Learning Rate Decay in TensorFlow


In [90]:
%matplotlib inline
import matplotlib.pyplot as plt
plt.style.use('ggplot')
import numpy as np
import pandas as pd

This is an example of applying learning rate decay in TensorFlow, using Gradient Descent to solve a simple Linear Regression.

First we set up some test data:


In [91]:
X_df = pd.DataFrame(np.random.rand(100, 3))
w_actual = pd.Series(data=[2, 3, 5])
y_true = X_df.dot(w_actual)

# add a small noise to y
y_true += np.random.normal(scale=1E-6, size=100)

Now we're ready to set up the TensorFlow solution:


In [92]:
import tensorflow as tf

First we define placeholders and a weights vector that we'll learn from the data.


In [93]:
tf.reset_default_graph()

X = tf.placeholder(shape=X_df.shape, dtype=tf.float32, name='X')
y = tf.placeholder(shape=[len(y_true), 1], dtype=tf.float32, name='y')
w = tf.get_variable(
    'coeff', 
    initializer=tf.truncated_normal_initializer(dtype=tf.float32), shape=[3, 1] 
)

Then we use calculate the MSE between the prediction $w^TX$ and the actual y and use a GradientDescentOptimizer to minimize the loss using a staircased learning rate.


In [94]:
y_pred = tf.matmul(X, w)
loss = tf.losses.mean_squared_error(y_pred, y)

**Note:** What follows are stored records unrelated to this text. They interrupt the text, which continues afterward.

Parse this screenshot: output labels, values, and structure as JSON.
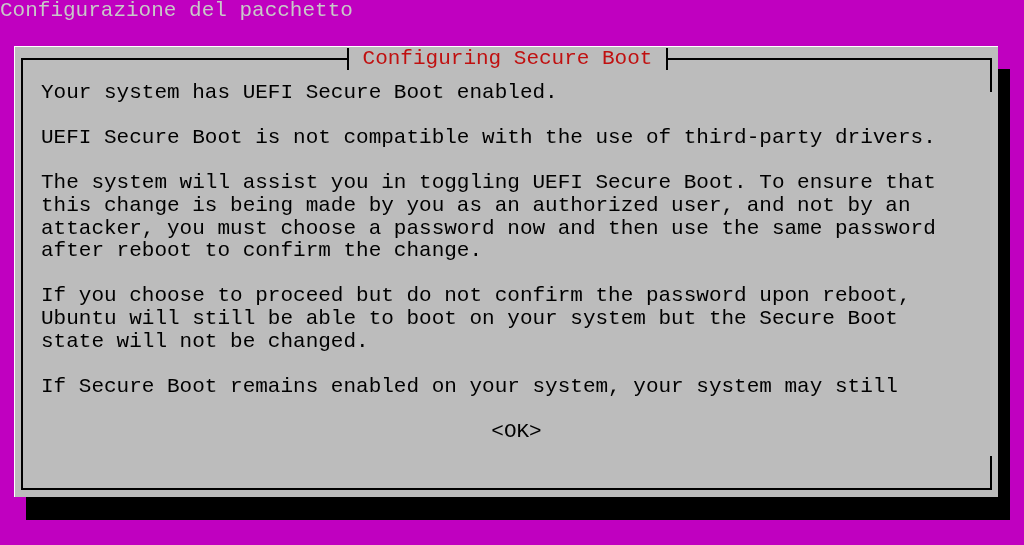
{
  "screen_title": "Configurazione del pacchetto",
  "dialog": {
    "title": "Configuring Secure Boot",
    "paragraphs": [
      [
        "Your system has UEFI Secure Boot enabled."
      ],
      [
        "UEFI Secure Boot is not compatible with the use of third-party drivers."
      ],
      [
        "The system will assist you in toggling UEFI Secure Boot. To ensure that",
        "this change is being made by you as an authorized user, and not by an",
        "attacker, you must choose a password now and then use the same password",
        "after reboot to confirm the change."
      ],
      [
        "If you choose to proceed but do not confirm the password upon reboot,",
        "Ubuntu will still be able to boot on your system but the Secure Boot",
        "state will not be changed."
      ],
      [
        "If Secure Boot remains enabled on your system, your system may still"
      ]
    ],
    "button": "<OK>"
  }
}
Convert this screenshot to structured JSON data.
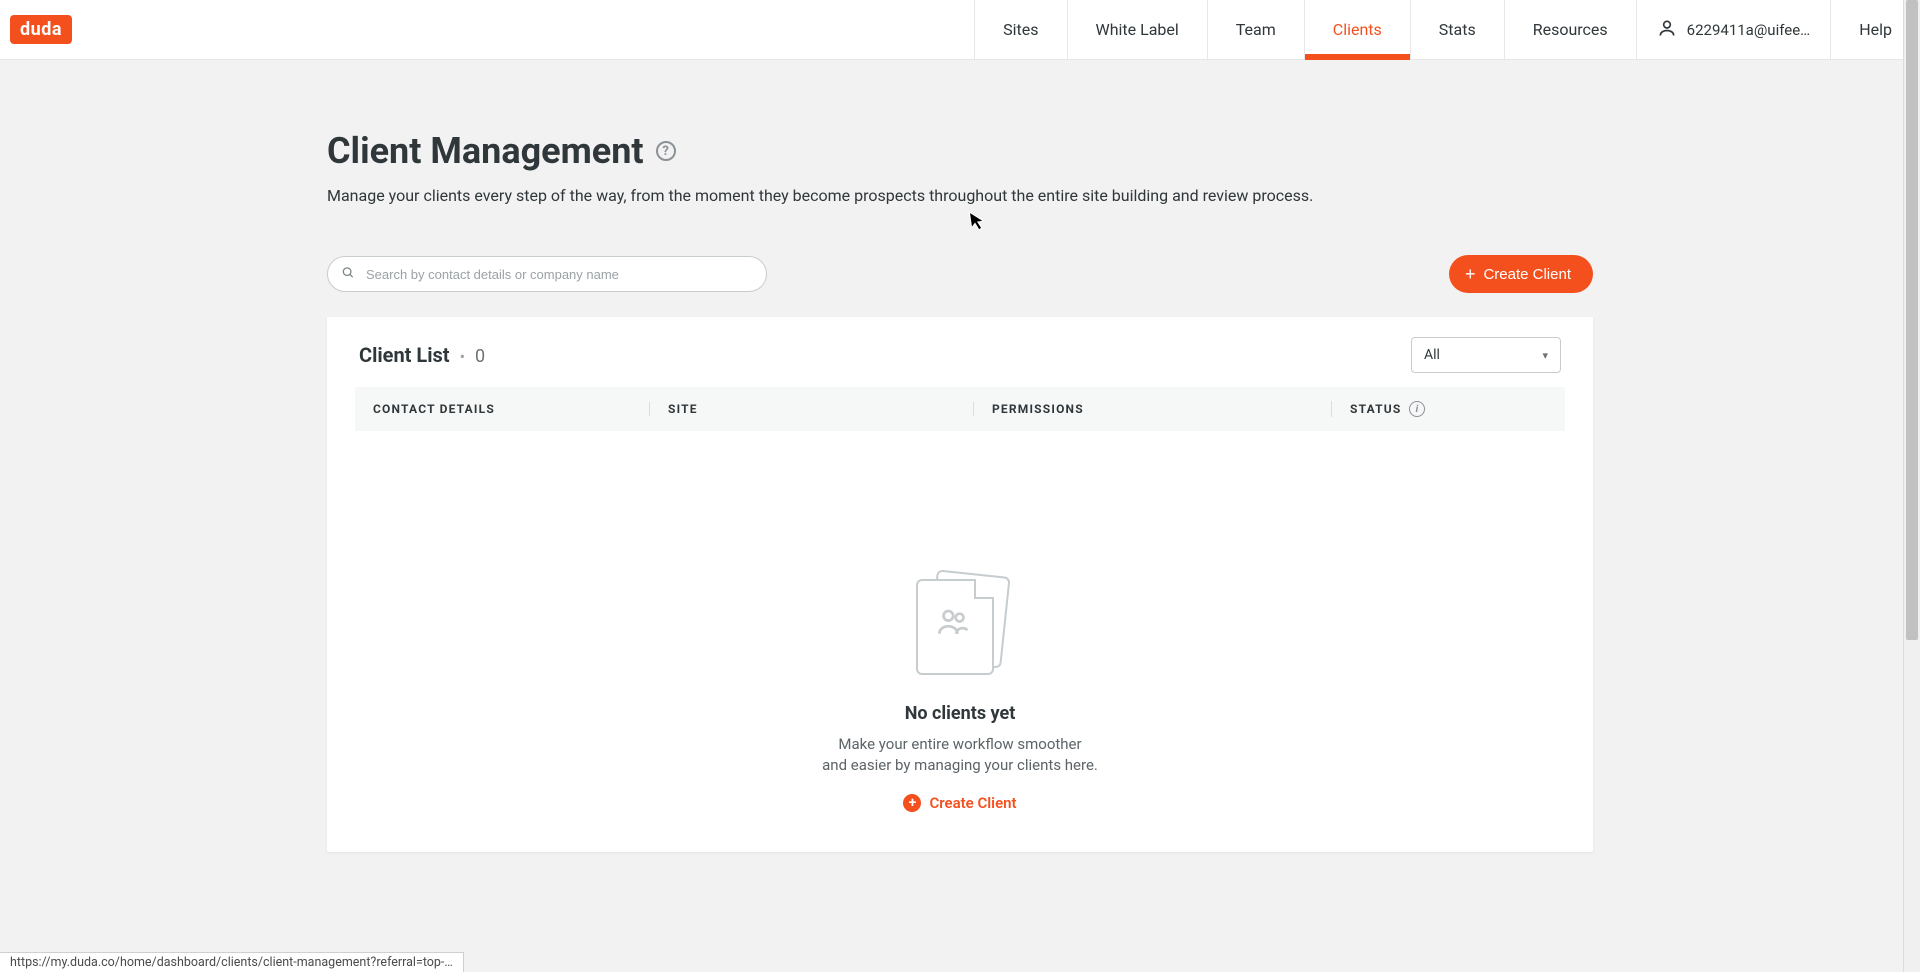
{
  "brand": {
    "name": "duda"
  },
  "nav": {
    "items": [
      {
        "label": "Sites",
        "active": false
      },
      {
        "label": "White Label",
        "active": false
      },
      {
        "label": "Team",
        "active": false
      },
      {
        "label": "Clients",
        "active": true
      },
      {
        "label": "Stats",
        "active": false
      },
      {
        "label": "Resources",
        "active": false
      }
    ],
    "user_email": "6229411a@uifee…",
    "help": "Help"
  },
  "page": {
    "title": "Client Management",
    "subtitle": "Manage your clients every step of the way, from the moment they become prospects throughout the entire site building and review process."
  },
  "search": {
    "placeholder": "Search by contact details or company name"
  },
  "actions": {
    "create_client": "Create Client"
  },
  "client_list": {
    "title": "Client List",
    "count": "0",
    "filter_selected": "All",
    "columns": {
      "contact": "CONTACT DETAILS",
      "site": "SITE",
      "permissions": "PERMISSIONS",
      "status": "STATUS"
    }
  },
  "empty": {
    "title": "No clients yet",
    "line1": "Make your entire workflow smoother",
    "line2": "and easier by managing your clients here.",
    "cta": "Create Client"
  },
  "statusbar": {
    "url": "https://my.duda.co/home/dashboard/clients/client-management?referral=top-…"
  }
}
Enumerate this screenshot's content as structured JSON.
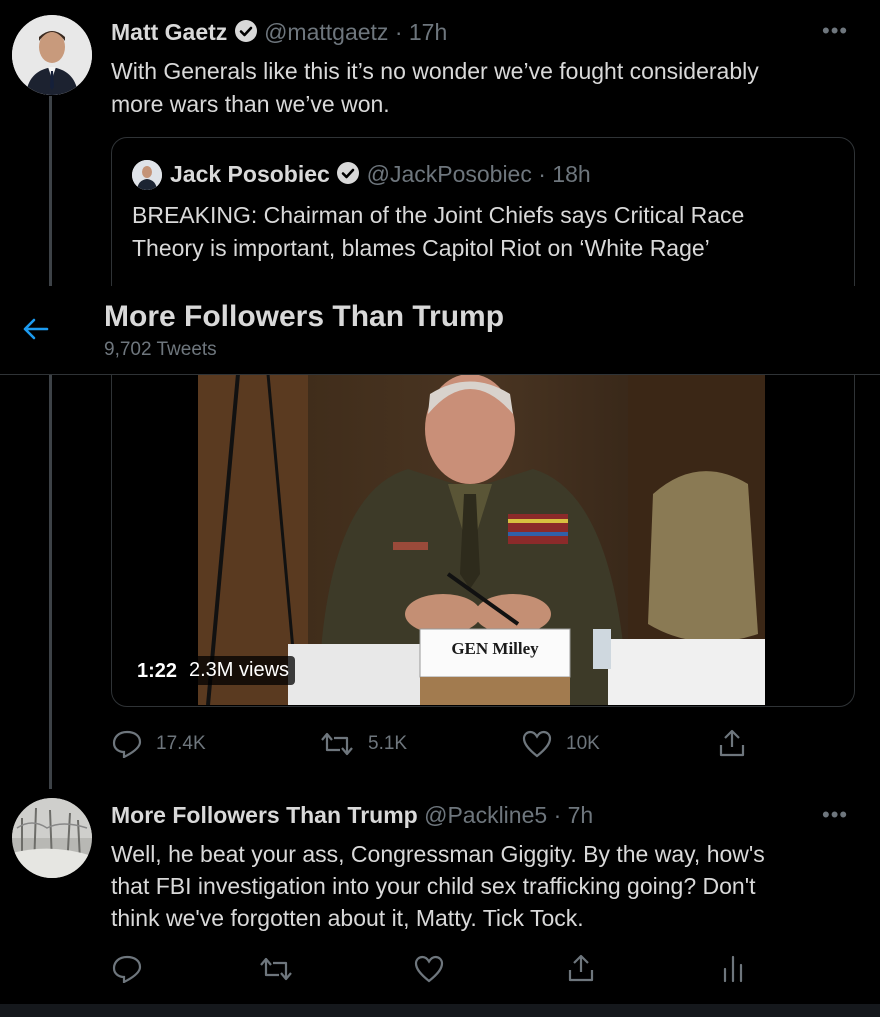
{
  "tweet1": {
    "author": "Matt Gaetz",
    "handle": "@mattgaetz",
    "time": "· 17h",
    "text_line1": "With Generals like this it’s no wonder we’ve fought considerably",
    "text_line2": "more wars than we’ve won.",
    "more_icon": "more-dots-icon"
  },
  "quote": {
    "author": "Jack Posobiec",
    "handle": "@JackPosobiec",
    "time": "· 18h",
    "text_line1": "BREAKING: Chairman of the Joint Chiefs says Critical Race",
    "text_line2": "Theory is important, blames Capitol Riot on ‘White Rage’",
    "video": {
      "duration": "1:22",
      "views": "2.3M views",
      "nameplate": "GEN Milley"
    }
  },
  "header": {
    "title": "More Followers Than Trump",
    "subtitle": "9,702 Tweets",
    "back_icon": "back-arrow-icon"
  },
  "tweet1_actions": {
    "replies": "17.4K",
    "retweets": "5.1K",
    "likes": "10K"
  },
  "tweet2": {
    "author": "More Followers Than Trump",
    "handle": "@Packline5",
    "time": "· 7h",
    "text_line1": "Well, he beat your ass, Congressman Giggity.  By the way, how's",
    "text_line2": "that FBI investigation into your child sex trafficking going? Don't",
    "text_line3": "think we've forgotten about it, Matty.  Tick Tock."
  },
  "colors": {
    "background": "#000000",
    "accent": "#1d9bf0",
    "muted": "#6e767d",
    "text": "#d9d9d9",
    "border": "#2f3336"
  }
}
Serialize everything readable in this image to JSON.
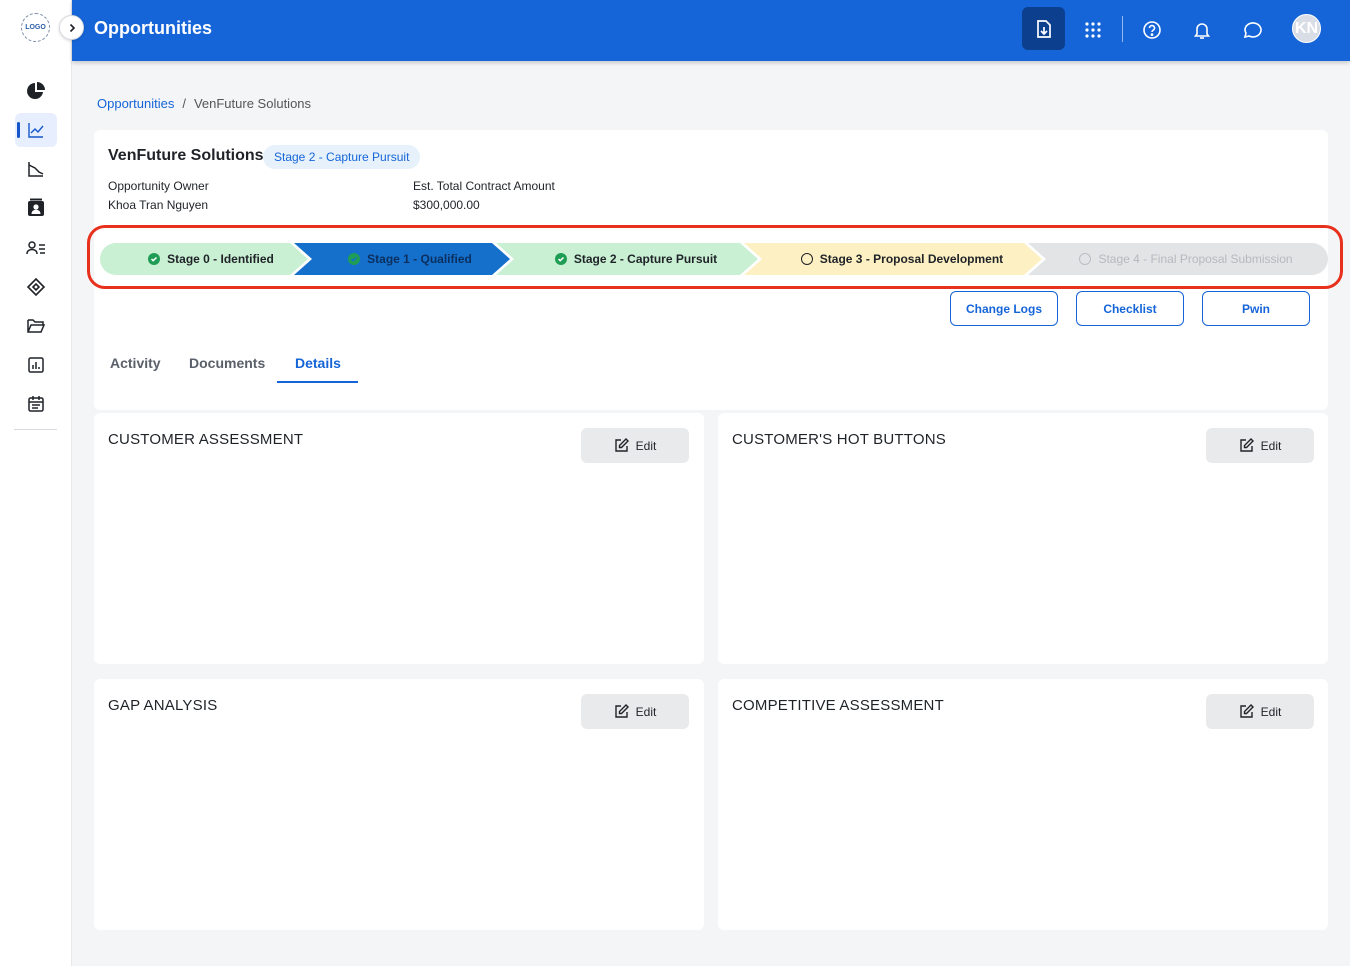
{
  "app": {
    "logo_text": "LOGO",
    "title": "Opportunities"
  },
  "topbar": {
    "icons": [
      "export-icon",
      "apps-grid-icon",
      "help-icon",
      "bell-icon",
      "chat-icon"
    ],
    "avatar_initials": "KN"
  },
  "sidebar": {
    "items": [
      {
        "icon": "pie-chart-icon"
      },
      {
        "icon": "trend-chart-icon",
        "active": true
      },
      {
        "icon": "funnel-chart-icon"
      },
      {
        "icon": "contact-card-icon"
      },
      {
        "icon": "user-list-icon"
      },
      {
        "icon": "tag-icon"
      },
      {
        "icon": "folder-open-icon"
      },
      {
        "icon": "report-icon"
      },
      {
        "icon": "calendar-icon"
      }
    ]
  },
  "breadcrumb": {
    "parent": "Opportunities",
    "separator": "/",
    "current": "VenFuture Solutions"
  },
  "opportunity": {
    "name": "VenFuture Solutions",
    "stage_badge": "Stage 2 - Capture Pursuit",
    "owner_label": "Opportunity Owner",
    "owner_value": "Khoa Tran Nguyen",
    "amount_label": "Est. Total Contract Amount",
    "amount_value": "$300,000.00"
  },
  "stages": [
    {
      "label": "Stage 0 - Identified",
      "status": "done",
      "bg": "#c9f0d3",
      "fg": "#1f2328"
    },
    {
      "label": "Stage 1 - Qualified",
      "status": "done",
      "bg": "#1570cc",
      "fg": "#0b2f5e"
    },
    {
      "label": "Stage 2 - Capture Pursuit",
      "status": "done",
      "bg": "#c9f0d3",
      "fg": "#1f2328"
    },
    {
      "label": "Stage 3 - Proposal Development",
      "status": "open",
      "bg": "#fdf0c3",
      "fg": "#1f2328"
    },
    {
      "label": "Stage 4 - Final Proposal Submission",
      "status": "off",
      "bg": "#e3e4e6",
      "fg": "#b5b9bf"
    }
  ],
  "actions": {
    "change_logs": "Change Logs",
    "checklist": "Checklist",
    "pwin": "Pwin"
  },
  "tabs": {
    "activity": "Activity",
    "documents": "Documents",
    "details": "Details",
    "active": "Details"
  },
  "cards": {
    "customer_assessment": "CUSTOMER ASSESSMENT",
    "hot_buttons": "CUSTOMER'S HOT BUTTONS",
    "gap_analysis": "GAP ANALYSIS",
    "competitive_assessment": "COMPETITIVE ASSESSMENT",
    "edit_label": "Edit"
  },
  "colors": {
    "primary": "#1565d8",
    "highlight_outline": "#e8311d",
    "done": "#1f9d55"
  }
}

starter_learning_rate = 0.08

learning_rate = tf.train.exponential_decay(
    learning_rate=starter_learning_rate,
    global_step=tf.train.get_or_create_global_step(),
    decay_steps=10,
    decay_rate=0.8,
    staircase=True, 
    name='learning_rate')

train_op = tf.train.GradientDescentOptimizer(
    learning_rate=learning_rate).minimize(loss, global_step=tf.train.get_global_step())

In [95]:
losses = []
learning_rates = []

input_data = {
    X: X_df.values, 
    y: y_true.values.reshape([100, 1])
}

with tf.Session() as sess:
    sess.run(tf.global_variables_initializer())
    
    for i in range(1, 500):
        _, loss_val, lr = sess.run([train_op, loss, learning_rate], feed_dict=input_data)
        losses.append(loss_val)
        learning_rates.append(lr)

    w_estimated = sess.run(w).squeeze()

_, ax = plt.subplots(1, 3, figsize=(12, 3))

losses = pd.Series(losses)
_ = losses.rolling(10).mean().plot(title='Loss over Training Steps', ax=ax[0])

w_df = pd.DataFrame.from_records(
    [w_actual.values, w_estimated], 
    index=['actual', 'estimated']).T

_ = w_df.plot(kind='bar', rot=0, ax=ax[1], title='Actual vs. Estimated Weights')

learning_rates = pd.Series(learning_rates)
_ = learning_rates.plot(ax=ax[2], title='Learning Rate over Training Steps')



In [ ]: